The automobile market has had similar disputes for many years, of course, but as cars become more computerized, these auto market disputes are looking more like computer market disputes.
As a recent Reuters article noted, a growing number of automakers have begun telling consumers that they cannot ensure the safety of their cars if customers use aftermarket parts from other manufacturers. Some have gone so far as to say that doing so will void the customers’ warranties. Repair shops and other companies argue that this is a threat to their businesses, and that it is unnecessary. Some have asked for lawmakers and the Federal Trade Commission to intervene.

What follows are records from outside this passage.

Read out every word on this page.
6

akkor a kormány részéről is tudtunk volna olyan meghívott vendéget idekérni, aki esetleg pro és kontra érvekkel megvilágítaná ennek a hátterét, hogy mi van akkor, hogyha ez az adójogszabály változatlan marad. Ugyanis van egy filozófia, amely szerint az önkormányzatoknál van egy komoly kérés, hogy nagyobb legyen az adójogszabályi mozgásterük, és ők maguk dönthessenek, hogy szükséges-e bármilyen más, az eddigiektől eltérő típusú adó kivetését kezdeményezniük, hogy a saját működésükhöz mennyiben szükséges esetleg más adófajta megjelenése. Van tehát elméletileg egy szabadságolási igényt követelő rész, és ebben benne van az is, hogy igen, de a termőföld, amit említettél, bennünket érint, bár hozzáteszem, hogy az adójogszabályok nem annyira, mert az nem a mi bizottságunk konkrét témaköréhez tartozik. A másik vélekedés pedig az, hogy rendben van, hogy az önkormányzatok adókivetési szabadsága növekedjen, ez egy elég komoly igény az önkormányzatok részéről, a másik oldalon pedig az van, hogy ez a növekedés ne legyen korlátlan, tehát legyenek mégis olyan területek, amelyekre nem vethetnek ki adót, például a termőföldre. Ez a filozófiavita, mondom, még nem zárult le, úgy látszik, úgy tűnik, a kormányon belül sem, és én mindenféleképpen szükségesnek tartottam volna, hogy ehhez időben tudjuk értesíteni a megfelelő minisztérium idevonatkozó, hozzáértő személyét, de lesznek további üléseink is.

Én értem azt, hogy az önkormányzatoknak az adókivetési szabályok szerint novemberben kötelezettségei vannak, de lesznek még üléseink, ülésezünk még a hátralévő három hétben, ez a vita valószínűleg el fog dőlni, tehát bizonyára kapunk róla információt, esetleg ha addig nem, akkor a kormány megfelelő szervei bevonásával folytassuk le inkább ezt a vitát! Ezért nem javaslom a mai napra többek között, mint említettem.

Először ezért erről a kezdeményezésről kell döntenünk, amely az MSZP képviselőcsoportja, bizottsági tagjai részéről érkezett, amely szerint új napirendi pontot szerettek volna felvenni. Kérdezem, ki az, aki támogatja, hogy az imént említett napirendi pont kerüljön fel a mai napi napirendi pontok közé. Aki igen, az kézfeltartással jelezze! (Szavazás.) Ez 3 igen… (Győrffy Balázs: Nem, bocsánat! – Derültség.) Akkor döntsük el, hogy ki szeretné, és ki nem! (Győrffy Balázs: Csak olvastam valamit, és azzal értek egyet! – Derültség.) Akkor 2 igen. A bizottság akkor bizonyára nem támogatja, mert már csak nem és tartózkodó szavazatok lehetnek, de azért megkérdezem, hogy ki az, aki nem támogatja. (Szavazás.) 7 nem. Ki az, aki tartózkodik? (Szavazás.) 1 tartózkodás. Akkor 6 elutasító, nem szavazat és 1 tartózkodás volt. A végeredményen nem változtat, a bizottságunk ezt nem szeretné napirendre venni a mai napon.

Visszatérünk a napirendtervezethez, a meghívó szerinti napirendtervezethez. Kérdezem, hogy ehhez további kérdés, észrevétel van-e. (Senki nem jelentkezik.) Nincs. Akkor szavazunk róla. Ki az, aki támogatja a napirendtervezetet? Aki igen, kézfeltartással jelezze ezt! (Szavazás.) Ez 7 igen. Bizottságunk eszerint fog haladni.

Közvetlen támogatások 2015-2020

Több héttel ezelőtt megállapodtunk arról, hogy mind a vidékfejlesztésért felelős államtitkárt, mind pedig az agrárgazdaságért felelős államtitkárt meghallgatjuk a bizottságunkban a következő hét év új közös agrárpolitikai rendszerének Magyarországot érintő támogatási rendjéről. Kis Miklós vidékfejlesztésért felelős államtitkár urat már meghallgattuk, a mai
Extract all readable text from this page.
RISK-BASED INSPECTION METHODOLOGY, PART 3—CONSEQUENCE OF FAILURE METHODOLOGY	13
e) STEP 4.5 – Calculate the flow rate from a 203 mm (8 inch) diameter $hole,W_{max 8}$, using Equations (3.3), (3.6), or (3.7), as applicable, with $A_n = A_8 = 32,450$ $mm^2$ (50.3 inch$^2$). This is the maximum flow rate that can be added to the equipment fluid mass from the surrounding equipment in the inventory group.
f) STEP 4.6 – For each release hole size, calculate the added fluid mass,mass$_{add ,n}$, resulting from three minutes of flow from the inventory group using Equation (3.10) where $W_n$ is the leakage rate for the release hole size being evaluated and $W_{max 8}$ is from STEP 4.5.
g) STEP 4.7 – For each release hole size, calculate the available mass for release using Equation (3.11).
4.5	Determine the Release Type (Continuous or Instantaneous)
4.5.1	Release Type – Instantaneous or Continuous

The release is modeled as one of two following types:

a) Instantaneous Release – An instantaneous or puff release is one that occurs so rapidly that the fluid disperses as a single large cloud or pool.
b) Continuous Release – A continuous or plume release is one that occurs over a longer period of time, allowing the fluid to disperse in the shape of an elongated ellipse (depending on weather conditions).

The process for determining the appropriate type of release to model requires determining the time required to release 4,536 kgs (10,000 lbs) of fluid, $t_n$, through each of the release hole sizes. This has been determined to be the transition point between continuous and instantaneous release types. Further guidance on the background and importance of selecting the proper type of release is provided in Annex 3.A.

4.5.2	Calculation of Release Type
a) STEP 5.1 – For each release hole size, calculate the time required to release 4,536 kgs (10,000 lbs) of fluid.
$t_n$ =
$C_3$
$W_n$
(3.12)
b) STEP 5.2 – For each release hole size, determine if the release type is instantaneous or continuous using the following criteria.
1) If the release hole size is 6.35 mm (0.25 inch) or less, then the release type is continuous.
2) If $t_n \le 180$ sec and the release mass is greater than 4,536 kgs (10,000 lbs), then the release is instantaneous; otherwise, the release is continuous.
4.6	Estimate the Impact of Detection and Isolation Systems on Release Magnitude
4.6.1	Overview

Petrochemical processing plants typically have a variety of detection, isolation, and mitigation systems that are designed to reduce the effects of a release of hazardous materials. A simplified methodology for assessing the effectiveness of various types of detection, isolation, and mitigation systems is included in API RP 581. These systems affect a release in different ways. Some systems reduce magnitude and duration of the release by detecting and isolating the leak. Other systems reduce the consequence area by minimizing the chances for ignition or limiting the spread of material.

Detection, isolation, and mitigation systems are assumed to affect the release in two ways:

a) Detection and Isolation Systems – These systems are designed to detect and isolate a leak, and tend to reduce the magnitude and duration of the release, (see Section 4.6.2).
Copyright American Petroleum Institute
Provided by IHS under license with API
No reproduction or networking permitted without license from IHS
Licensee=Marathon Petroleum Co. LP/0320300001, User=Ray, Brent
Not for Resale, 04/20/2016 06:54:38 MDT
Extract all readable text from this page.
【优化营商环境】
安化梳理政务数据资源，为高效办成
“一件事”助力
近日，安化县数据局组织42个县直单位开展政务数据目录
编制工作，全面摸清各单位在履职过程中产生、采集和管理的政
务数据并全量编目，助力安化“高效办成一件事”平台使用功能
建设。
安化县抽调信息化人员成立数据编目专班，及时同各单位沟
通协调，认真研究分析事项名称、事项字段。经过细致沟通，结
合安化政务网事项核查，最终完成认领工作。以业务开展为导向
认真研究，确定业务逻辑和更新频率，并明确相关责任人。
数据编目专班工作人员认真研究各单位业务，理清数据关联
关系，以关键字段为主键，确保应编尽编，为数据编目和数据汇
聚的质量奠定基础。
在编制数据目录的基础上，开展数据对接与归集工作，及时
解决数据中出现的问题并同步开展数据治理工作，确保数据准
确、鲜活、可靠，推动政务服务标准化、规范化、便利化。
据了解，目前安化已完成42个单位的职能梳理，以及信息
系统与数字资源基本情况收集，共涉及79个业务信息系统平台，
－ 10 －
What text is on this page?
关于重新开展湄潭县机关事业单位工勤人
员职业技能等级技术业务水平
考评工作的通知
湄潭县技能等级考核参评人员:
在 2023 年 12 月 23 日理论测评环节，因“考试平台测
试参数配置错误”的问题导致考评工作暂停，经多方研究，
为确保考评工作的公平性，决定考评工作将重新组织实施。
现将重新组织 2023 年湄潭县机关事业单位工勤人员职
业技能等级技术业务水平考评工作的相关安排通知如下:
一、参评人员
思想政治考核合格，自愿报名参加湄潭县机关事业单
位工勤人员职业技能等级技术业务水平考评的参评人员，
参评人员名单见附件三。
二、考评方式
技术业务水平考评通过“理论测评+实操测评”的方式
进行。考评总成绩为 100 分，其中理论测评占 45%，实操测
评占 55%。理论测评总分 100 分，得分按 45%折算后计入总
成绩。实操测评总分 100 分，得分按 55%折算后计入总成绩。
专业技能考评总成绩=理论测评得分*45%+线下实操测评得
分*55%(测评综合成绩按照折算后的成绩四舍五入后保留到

Of particular concern are highly advanced safety features such as collision warning systems and sensors that help keep drivers from drifting out of a lane. Some automakers say these systems are so technologically complex that they don’t trust other companies to make safe replacement parts. Other companies say these automakers are using safety concerns as a smokescreen for unfair competition.
It is too early to say for sure how this dispute will play out for automobile dealerships, but it seems likely to create issues in the near future. Attorneys with experience in automobile dealership law can advise franchise holders and other businesses on their rights and legal options.